When Pebble notices are not available, such as in a machine charm, we generally recommend a small number of retries when the charm has reason to expect that the issue will resolve in a very small period of time. When it’s likely that several seconds, or longer, will be required, we recommend considering what other events are likely to arrive after the service is ready, and having each of them take care of the post-service-start work via a common method. If the charm is unlikely to receive other events (remember: you shouldn’t rely on update-status
arriving in time) then we recommend judicious use of defer()
.
Note: in the very simple case where a Charm author is trying to test a service – e.g. loki – and there exists a test charm which needs to wait for the loki service to be ready, there usually aren’t enough events in the model to quickly unstick a deferred action.
There are several solutions:
- Set a high frequency for
update-status
in a testing environment. This is usually an anti-pattern, because it runs the risk of masking other performance problems. - Start a ping-pong of updated relation data. This is also an anti-pattern; relations are not fit to serve as a bus for what is essentially inter-process communication.
- Use jhack ffwd or jhack fire to trigger the event. This requires the participation of a client computer, running outside of the model.

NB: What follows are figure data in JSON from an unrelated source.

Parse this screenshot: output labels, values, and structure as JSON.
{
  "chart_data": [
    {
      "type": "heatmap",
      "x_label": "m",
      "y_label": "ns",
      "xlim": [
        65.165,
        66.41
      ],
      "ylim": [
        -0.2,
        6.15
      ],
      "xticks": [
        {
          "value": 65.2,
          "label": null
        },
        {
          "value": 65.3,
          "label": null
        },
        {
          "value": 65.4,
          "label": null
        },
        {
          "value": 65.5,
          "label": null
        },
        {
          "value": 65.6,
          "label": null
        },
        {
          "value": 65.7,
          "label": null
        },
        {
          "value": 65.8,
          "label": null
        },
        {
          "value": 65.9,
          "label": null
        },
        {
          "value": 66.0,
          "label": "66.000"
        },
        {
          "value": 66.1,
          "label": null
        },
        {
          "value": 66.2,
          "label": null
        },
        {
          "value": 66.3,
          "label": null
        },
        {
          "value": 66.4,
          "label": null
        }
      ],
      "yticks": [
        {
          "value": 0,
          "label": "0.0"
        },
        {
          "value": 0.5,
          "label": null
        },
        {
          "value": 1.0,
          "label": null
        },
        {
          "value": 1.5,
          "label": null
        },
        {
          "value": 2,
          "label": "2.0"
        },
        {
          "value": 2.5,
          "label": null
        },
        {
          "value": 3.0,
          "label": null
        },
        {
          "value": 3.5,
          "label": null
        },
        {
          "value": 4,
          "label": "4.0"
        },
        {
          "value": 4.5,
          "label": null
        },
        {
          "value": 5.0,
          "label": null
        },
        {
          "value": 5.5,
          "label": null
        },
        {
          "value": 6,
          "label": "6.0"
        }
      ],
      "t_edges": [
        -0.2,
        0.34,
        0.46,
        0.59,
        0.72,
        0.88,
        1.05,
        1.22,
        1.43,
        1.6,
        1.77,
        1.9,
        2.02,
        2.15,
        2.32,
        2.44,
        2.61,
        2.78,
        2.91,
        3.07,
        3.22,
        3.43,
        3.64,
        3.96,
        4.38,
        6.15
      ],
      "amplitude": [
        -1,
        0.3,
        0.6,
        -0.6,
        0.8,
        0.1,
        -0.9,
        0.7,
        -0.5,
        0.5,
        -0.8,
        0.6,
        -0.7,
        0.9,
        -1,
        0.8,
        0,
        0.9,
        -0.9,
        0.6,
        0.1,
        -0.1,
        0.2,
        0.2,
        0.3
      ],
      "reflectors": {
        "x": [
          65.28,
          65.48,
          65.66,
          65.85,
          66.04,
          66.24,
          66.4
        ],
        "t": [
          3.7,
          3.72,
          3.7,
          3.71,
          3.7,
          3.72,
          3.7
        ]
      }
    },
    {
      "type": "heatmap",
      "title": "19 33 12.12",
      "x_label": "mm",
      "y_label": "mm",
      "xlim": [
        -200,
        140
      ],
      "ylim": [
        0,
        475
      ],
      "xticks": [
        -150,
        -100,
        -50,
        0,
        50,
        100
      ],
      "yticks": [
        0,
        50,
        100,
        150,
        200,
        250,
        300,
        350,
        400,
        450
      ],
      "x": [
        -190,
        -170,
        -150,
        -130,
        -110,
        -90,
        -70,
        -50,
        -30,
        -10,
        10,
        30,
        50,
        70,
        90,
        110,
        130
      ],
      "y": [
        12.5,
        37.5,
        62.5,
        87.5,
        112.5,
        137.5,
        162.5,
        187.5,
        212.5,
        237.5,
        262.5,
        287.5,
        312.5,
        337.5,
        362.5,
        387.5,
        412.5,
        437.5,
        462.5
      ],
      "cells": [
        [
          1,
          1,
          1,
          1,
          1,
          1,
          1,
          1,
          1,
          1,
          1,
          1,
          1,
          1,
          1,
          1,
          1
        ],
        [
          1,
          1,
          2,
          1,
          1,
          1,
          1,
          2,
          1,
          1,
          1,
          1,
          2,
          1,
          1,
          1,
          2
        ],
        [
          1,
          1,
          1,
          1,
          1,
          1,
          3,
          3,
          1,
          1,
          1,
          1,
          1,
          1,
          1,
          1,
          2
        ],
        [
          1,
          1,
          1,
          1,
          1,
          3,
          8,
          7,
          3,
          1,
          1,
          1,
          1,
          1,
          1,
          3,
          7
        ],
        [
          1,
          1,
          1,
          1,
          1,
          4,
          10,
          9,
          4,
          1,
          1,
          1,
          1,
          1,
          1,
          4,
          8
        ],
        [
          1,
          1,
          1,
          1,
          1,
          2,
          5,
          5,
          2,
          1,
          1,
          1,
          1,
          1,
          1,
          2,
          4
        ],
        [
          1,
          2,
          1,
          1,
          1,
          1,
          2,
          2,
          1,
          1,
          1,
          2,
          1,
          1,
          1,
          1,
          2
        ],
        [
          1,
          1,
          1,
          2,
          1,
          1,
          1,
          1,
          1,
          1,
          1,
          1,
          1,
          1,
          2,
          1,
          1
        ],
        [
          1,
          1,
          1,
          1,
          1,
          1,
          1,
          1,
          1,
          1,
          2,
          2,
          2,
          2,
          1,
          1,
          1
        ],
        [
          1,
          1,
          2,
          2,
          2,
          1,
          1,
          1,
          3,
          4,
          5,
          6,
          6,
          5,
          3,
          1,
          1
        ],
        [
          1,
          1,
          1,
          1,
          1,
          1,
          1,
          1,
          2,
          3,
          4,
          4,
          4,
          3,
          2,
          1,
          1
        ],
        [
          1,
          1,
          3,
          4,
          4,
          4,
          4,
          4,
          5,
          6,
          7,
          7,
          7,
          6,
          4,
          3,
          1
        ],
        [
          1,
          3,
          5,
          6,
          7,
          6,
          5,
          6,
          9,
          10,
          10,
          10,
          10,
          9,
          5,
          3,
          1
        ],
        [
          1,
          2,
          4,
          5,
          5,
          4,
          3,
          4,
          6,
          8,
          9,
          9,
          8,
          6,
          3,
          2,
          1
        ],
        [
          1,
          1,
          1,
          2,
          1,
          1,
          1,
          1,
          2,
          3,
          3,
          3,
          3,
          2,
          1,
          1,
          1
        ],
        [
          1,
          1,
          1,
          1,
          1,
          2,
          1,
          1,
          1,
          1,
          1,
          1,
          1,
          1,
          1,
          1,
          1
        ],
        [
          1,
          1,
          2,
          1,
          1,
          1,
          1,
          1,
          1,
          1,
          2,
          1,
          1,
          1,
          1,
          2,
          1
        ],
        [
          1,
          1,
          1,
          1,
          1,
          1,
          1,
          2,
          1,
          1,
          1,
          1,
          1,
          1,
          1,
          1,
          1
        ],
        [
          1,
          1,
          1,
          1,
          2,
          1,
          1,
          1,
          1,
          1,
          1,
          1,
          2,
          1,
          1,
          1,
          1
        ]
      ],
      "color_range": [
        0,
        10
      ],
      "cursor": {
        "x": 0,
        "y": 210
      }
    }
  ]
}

In test environments, this computer can be the same one that is driving the test.
- In a Kubernetes sidecar charm, use a Pebble custom notice to have the workload notify the charm (via Juju) that the service is ready.
Dilemma #2: Out of order events
When a charm defers an event, it gets added to a queue of events that are executed before the event that triggered the Ops run. This is done to preserve ordering whenever possible, but it can cause two issues:
Firstly, a deferred event may fire before the event that will ‘fix’ it.
In these cases, there may be an issue with the charm’s logic, and it may be better to refactor the charm to better reflect the order of operations in the Juju cloud.
For example, the Juju controller emits an install
event for every charm, followed by a config_changed
event. If logic in the install
event cannot complete until after config_changed
has been triggered, it is probably necessary to move that logic into the config_changed
handler.
Secondly, deferring one event does not prevent other events in the queue from being processed. One consequence is that a twice deferred event may be executed outside of the ordering contracts that Juju makes.
For example, install
is always followed by config-changed
. If a charm defers the install
handler once, it will execute before any config-changed
handlers. However, if the install
event is deferred again, the config-changed
event may be processed, and the install
hook would then fire in something other than the expected order.
In these cases, ‘later’ events may need to ‘catch-up’ or ‘reconcile’ to ensure that the charm is in the expected state, or check for missing work and defer()
the second event as well. Care needs to be taken when designing the charm logic that it’s not possible to continuously build up a queue of deferred events - at some point the charm needs to give up and ask the user to solve the problem.